Der Ver­steue­rung eines Zin­s­an­teils steht das Prin­zip der Besteue­rung nach der wirt­schaft­li­chen Leis­tungs­fähig­keit ent­ge­gen. Die Unver­zins­lich­keit kann allen­falls die Leis­tungs­fähig­keit des Verpf­lich­te­ten, nicht aber die des Emp­fän­gers der Raten­zah­lun­gen erhöhen. Bei die­sem wür­den ledig­lich fik­tive Ein­nah­men der Besteue­rung unter­wor­fen. Dar­über hin­aus fehlt es an einem ent­gelt­li­chen Leis­tungs­aus­tausch bzgl. des fik­ti­ven Zin­s­an­teils zwi­schen Eltern (Klä­gern) und Kin­dern. Die über den gesam­ten Zei­traum geleis­te­ten Zah­lun­gen ent­sp­re­chen im Wesent­li­chen dem Nenn­wert der Kapi­tal­for­de­rung. Eine Kapi­tal­über­las­sung gegen Ent­gelt ist zu vern­ei­nen. Nach die­sen Grund­sät­zen haben die Klä­ger nicht ent­gelt­lich Kapi­tal an die Käu­fer über­las­sen, eine Zinspf­licht gem. § 20 Abs. 1 Nr. 7 EStG ist nicht ent­stan­den.

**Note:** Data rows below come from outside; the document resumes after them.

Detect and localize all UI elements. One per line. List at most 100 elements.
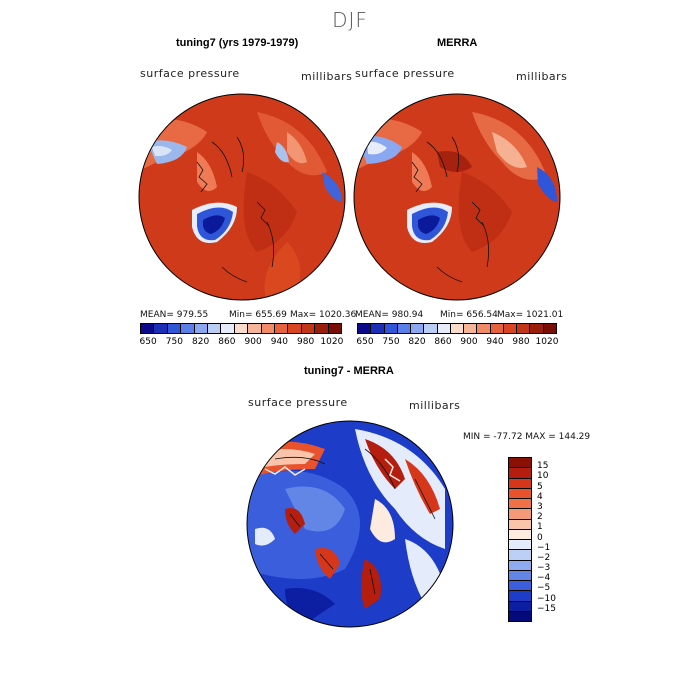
colorbar-swatch: [424, 324, 438, 333]
panel3-minmax: MIN = -77.72 MAX = 144.29: [463, 432, 591, 442]
panel1-colorbar-ticks: 650 750 820 860 900 940 980 1020: [135, 337, 345, 347]
panel3-field-label: surface pressure: [248, 396, 348, 409]
colorbar-tick-label: 4: [537, 491, 543, 502]
colorbar-tick-label: 940: [486, 337, 504, 347]
colorbar-swatch: [384, 324, 398, 333]
panel1-min: Min= 655.69: [229, 310, 287, 320]
panel1-mean: MEAN= 979.55: [140, 310, 209, 320]
colorbar-swatch: [411, 324, 425, 333]
colorbar-swatch: [194, 324, 209, 333]
colorbar-swatch: [509, 509, 531, 520]
panel3-units-label: millibars: [409, 399, 461, 412]
panel2-mean: MEAN= 980.94: [355, 310, 424, 320]
panel2-units-label: millibars: [516, 70, 568, 83]
colorbar-tick-label: 1020: [320, 337, 344, 347]
colorbar-swatch: [167, 324, 182, 333]
colorbar-tick-label: 3: [537, 501, 543, 512]
panel2-max: Max= 1021.01: [497, 310, 564, 320]
colorbar-tick-label: 860: [434, 337, 452, 347]
panel2-colorbar-ticks: 650 750 820 860 900 940 980 1020: [352, 337, 560, 347]
colorbar-swatch: [275, 324, 289, 333]
colorbar-swatch: [181, 324, 195, 333]
colorbar-swatch: [509, 591, 531, 602]
panel2-field-label: surface pressure: [355, 67, 455, 80]
colorbar-tick-label: 15: [537, 461, 549, 472]
colorbar-swatch: [509, 560, 531, 571]
colorbar-swatch: [509, 529, 531, 540]
colorbar-swatch: [543, 324, 556, 333]
colorbar-tick-label: 1020: [535, 337, 559, 347]
colorbar-swatch: [221, 324, 235, 333]
panel3-colorbar-ticks: 15 10 5 4 3 2 1 0 −1 −2 −3 −4 −5 −10 −15: [537, 457, 577, 620]
colorbar-swatch: [509, 468, 531, 479]
panel1-polar-map: [138, 93, 346, 301]
colorbar-swatch: [437, 324, 451, 333]
panel2-min: Min= 656.54: [440, 310, 498, 320]
colorbar-swatch: [248, 324, 262, 333]
colorbar-tick-label: −4: [537, 573, 551, 584]
colorbar-swatch: [509, 581, 531, 592]
panel2-polar-map: [353, 93, 561, 301]
panel3-title: tuning7 - MERRA: [304, 365, 394, 377]
colorbar-swatch: [477, 324, 491, 333]
colorbar-swatch: [397, 324, 412, 333]
colorbar-tick-label: 1: [537, 522, 543, 533]
colorbar-swatch: [530, 324, 544, 333]
panel3-colorbar: [508, 457, 532, 622]
colorbar-swatch: [509, 478, 531, 489]
colorbar-swatch: [450, 324, 465, 333]
colorbar-tick-label: −2: [537, 552, 551, 563]
colorbar-tick-label: 0: [537, 532, 543, 543]
panel3-polar-map: [246, 420, 454, 628]
colorbar-tick-label: 650: [139, 337, 157, 347]
colorbar-tick-label: 650: [356, 337, 374, 347]
colorbar-swatch: [154, 324, 168, 333]
colorbar-swatch: [509, 488, 531, 499]
colorbar-tick-label: 980: [297, 337, 315, 347]
panel1-units-label: millibars: [301, 70, 353, 83]
main-title: DJF: [332, 8, 368, 32]
colorbar-tick-label: −10: [537, 593, 556, 604]
colorbar-swatch: [509, 499, 531, 510]
colorbar-swatch: [509, 601, 531, 612]
colorbar-swatch: [464, 324, 478, 333]
colorbar-swatch: [261, 324, 276, 333]
colorbar-swatch: [517, 324, 531, 333]
colorbar-tick-label: 860: [218, 337, 236, 347]
colorbar-swatch: [371, 324, 385, 333]
colorbar-swatch: [301, 324, 316, 333]
colorbar-tick-label: 820: [192, 337, 210, 347]
colorbar-swatch: [490, 324, 504, 333]
colorbar-swatch: [358, 324, 372, 333]
colorbar-tick-label: 5: [537, 481, 543, 492]
colorbar-tick-label: 820: [408, 337, 426, 347]
colorbar-swatch: [509, 611, 531, 621]
colorbar-swatch: [509, 540, 531, 551]
panel1-colorbar: [140, 323, 342, 334]
colorbar-tick-label: 2: [537, 512, 543, 523]
colorbar-swatch: [141, 324, 155, 333]
colorbar-swatch: [315, 324, 329, 333]
colorbar-tick-label: 750: [165, 337, 183, 347]
panel1-max: Max= 1020.36: [290, 310, 357, 320]
panel2-title: MERRA: [437, 37, 478, 49]
colorbar-swatch: [509, 519, 531, 530]
panel2-colorbar: [357, 323, 557, 334]
colorbar-tick-label: 940: [270, 337, 288, 347]
colorbar-tick-label: 900: [460, 337, 478, 347]
colorbar-swatch: [288, 324, 302, 333]
colorbar-tick-label: −15: [537, 603, 556, 614]
colorbar-swatch: [234, 324, 249, 333]
colorbar-swatch: [509, 550, 531, 561]
colorbar-swatch: [328, 324, 342, 333]
colorbar-swatch: [509, 570, 531, 581]
panel1-field-label: surface pressure: [140, 67, 240, 80]
colorbar-tick-label: 10: [537, 471, 549, 482]
colorbar-tick-label: 980: [512, 337, 530, 347]
colorbar-tick-label: 900: [244, 337, 262, 347]
panel1-title: tuning7 (yrs 1979-1979): [176, 37, 299, 49]
colorbar-swatch: [503, 324, 518, 333]
colorbar-tick-label: −5: [537, 583, 551, 594]
colorbar-tick-label: −3: [537, 563, 551, 574]
colorbar-swatch: [509, 458, 531, 469]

Gegen eine ent­gelt­li­che Kapi­tal­über­las­sung spricht bereits die Höhe der Raten. Die Höhe der ver­ein­bar­ten Raten ori­en­tiert sich an dem Wert des Grund­stücks, den die Käu­fer zur Gleich­stel­lung mit den ande­ren Geschwis­tern für das Grund­stück zu zah­len hat­ten. Ein Leis­tungs­aus­tau­sch­ver­hält­nis zwi­schen den Ver­trag­s­par­teien, in dem den Klä­gern für die ratier­li­che Zah­lung des Kauf­p­rei­ses ein Vor­teil zuge­f­los­sen ist, ist nicht fest­zu­s­tel­len. Die Klä­ger haben nach der Ver­ein­ba­rung ins­ge­s­amt nicht ein­mal den Schätz­preis des Grund­stücks zu erwar­ten; dafür, dass sie mit einem Ver­kauf unter Wert ein­ver­stan­den waren, etwa um das Grund­stück über­haupt ver­kau­fen zu kön­nen, lie­gen keine Anhalts­punkte vor. Mit der gewähl­ten Vor­ge­hens­weise, die Höhe der mtl. an die Klä­ger zu entrich­ten­den Rate allein aus einer Auf­tei­lung des Grund­stücks­wer­tes zu errech­nen durch Ver­tei­lung auf gleich­mä­ßig zu entrich­tende Raten, kommt es bei den Klä­gern zu kei­nem Zins­zu­fluss. Eine ent­gelt­li­che Kapi­tal­über­las­sung zur Nut­zung sei­tens der Klä­ger ist damit nicht gege­ben.